Teniendo en cuenta la naturaleza altamente emotiva de la cuestión de los asentamientos, no tiene sentido para la administración — en realidad, para el propio Presidente Obama — promover una moratoria tajante de la construcción como la condición de las conversaciones de paz. El gobierno de Binyamin Netanyahu capituló, bajo presión extrema, pero sólo a una moratoria de 10 meses. Para Netanyahu, es en sí misma una concesión importantísima. Encabeza una coalición de derechas que se toma muy en serio los asentamientos. Netanyahu tenía una elección: ceder a las condiciones de Obama y que su gobierno se viniera abajo, o poner fin a la moratoria. El domingo, cumpliéndose los 10 meses, eligió lo segundo.

Veremos si el final de la moratoria se traduce en el final de las conversaciones de paz. El presidente palestino Mahmoud Abbás no ha puesto — o no ha puesto aún — punto final a las negociaciones. Va a consultar con sus colegas líderes árabes. En el ínterin, Obama tendría que consultar con alguien que conozca la región — y escucharle o escucharla. El problema es que muchos expertos le han dicho que su acento en los asentamientos era el camino equivocado a seguir. A última hora de la semana pasada y de la sucesión de reuniones mantenidas en las Naciones Unidas, estaba claro que Netanyahu no iba a convocar a su gabinete para prolongar la moratoria de los asentamientos. Pero la Casa Blanca no sólo rechazó esta advertencia, sino que el presidente repitió su llamamiento a una moratoria. «Nuestra postura en esta materia es conocida», decía a la Asamblea General de la ONU. «Creemos que la moratoria debería prolongarse». Bueno, no fue así.

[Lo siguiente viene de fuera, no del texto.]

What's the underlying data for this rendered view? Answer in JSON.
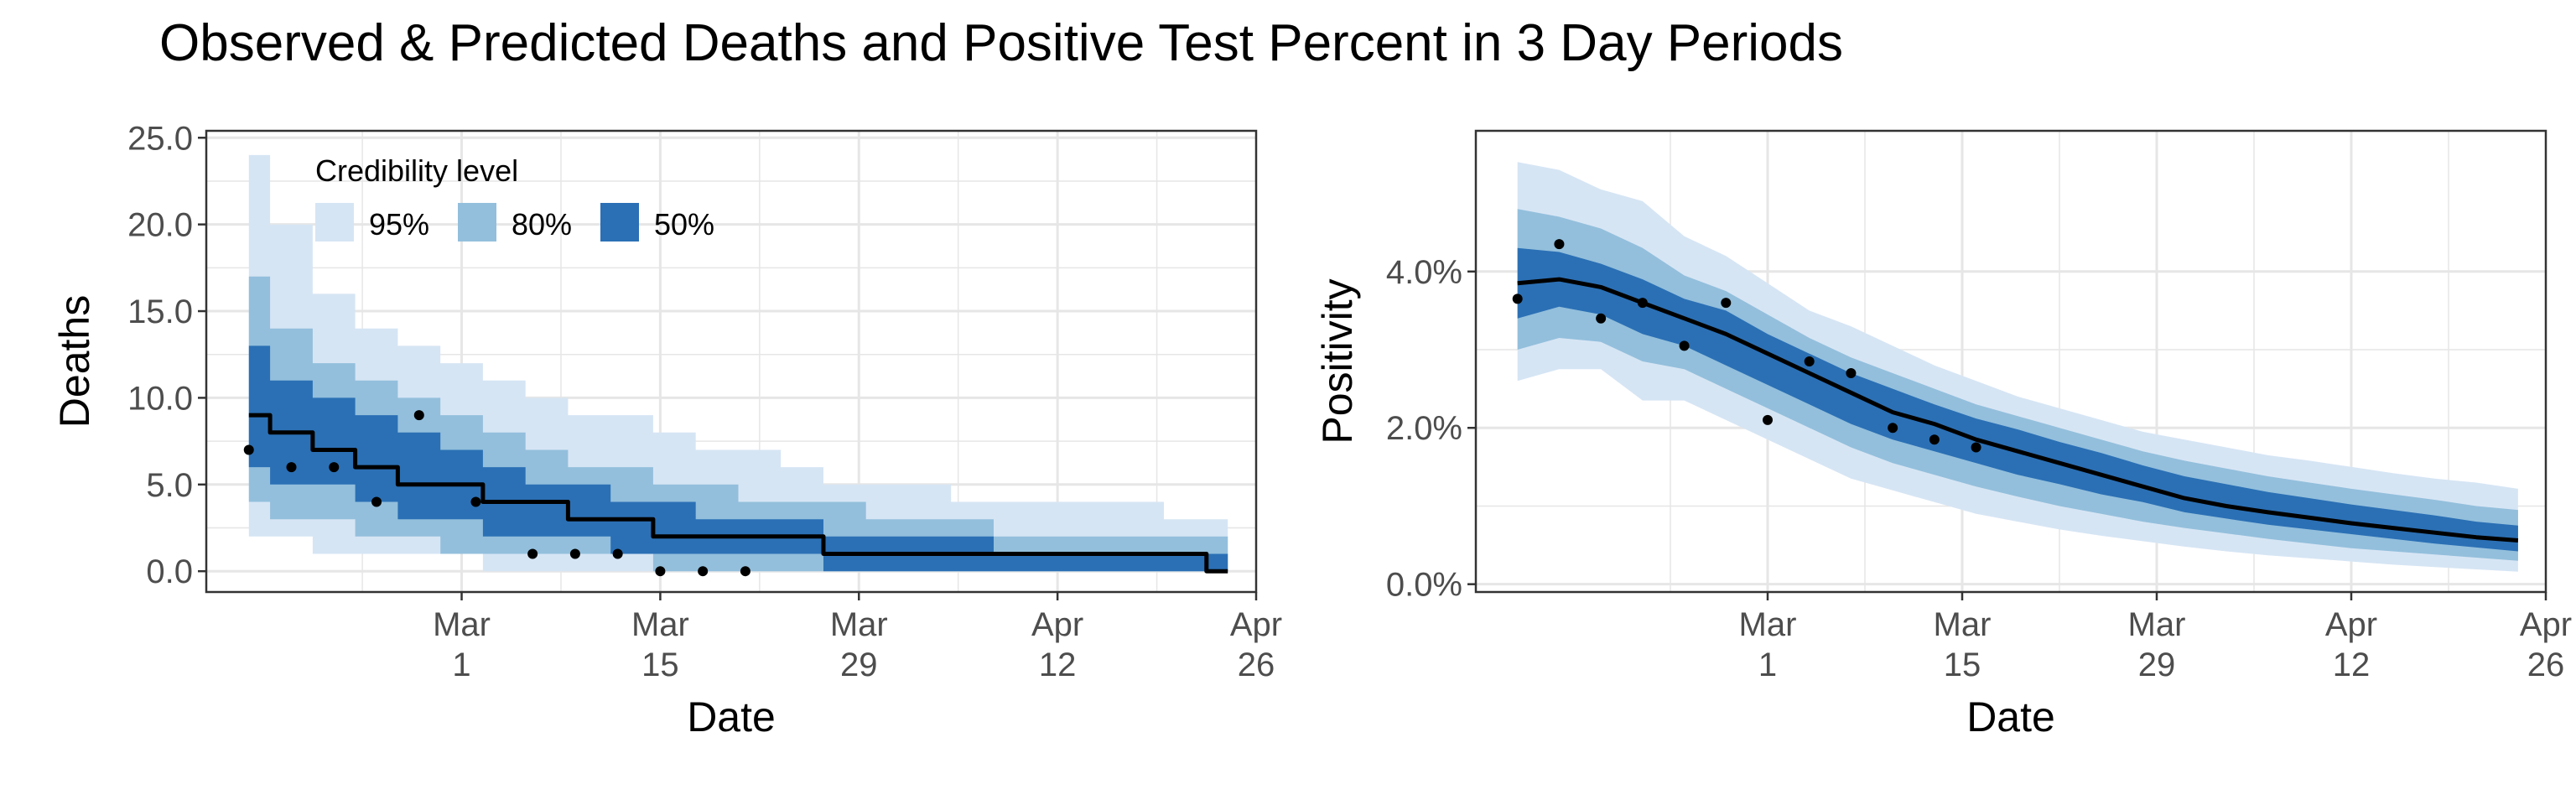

Desde el principio, el presidente ha seguido un discurso muy duro contra los asentamientos, rechazando distinguir entre un apartamento en Jerusalén y un campamento en las colinas dentro de Cisjordania. Tampoco parece comprender su importancia religiosa, cultural o histórica para algunos judíos. Determinados israelíes de derechas han reaccionado con la misma falta de empatía. Un líder de los asentamientos, Gershon Mesika, llamaba a Obama por su nombre de pila, Hussein — un intento juvenil de insulto.

El enfoque Obama del problema palestino israelí ha sido contraproductivo. O los palestinos tienen que apearse de su insistencia — aún más importante, de la de Obama — en que todos los asentamientos sean abandonados o Netanyahu tiene que apearse de su promesa de que cualquier moratoria será temporal. O Abbás o Netanyahu tienen que perder credibilidad y ninguno de los caballeros puede permitírselo. No son simples negociadores; son los jefes de gobierno.

También Obama tiene que economizar su credibilidad. Imprudentemente exigía algo que Israel no puede dar ya. Fue mal gesto diplomático, que no recuerda ni a Metternich ni a Kissinger, sino al viejo profesor y su pregunta a los torpes Mets. La respuesta, hasta el momento, es no.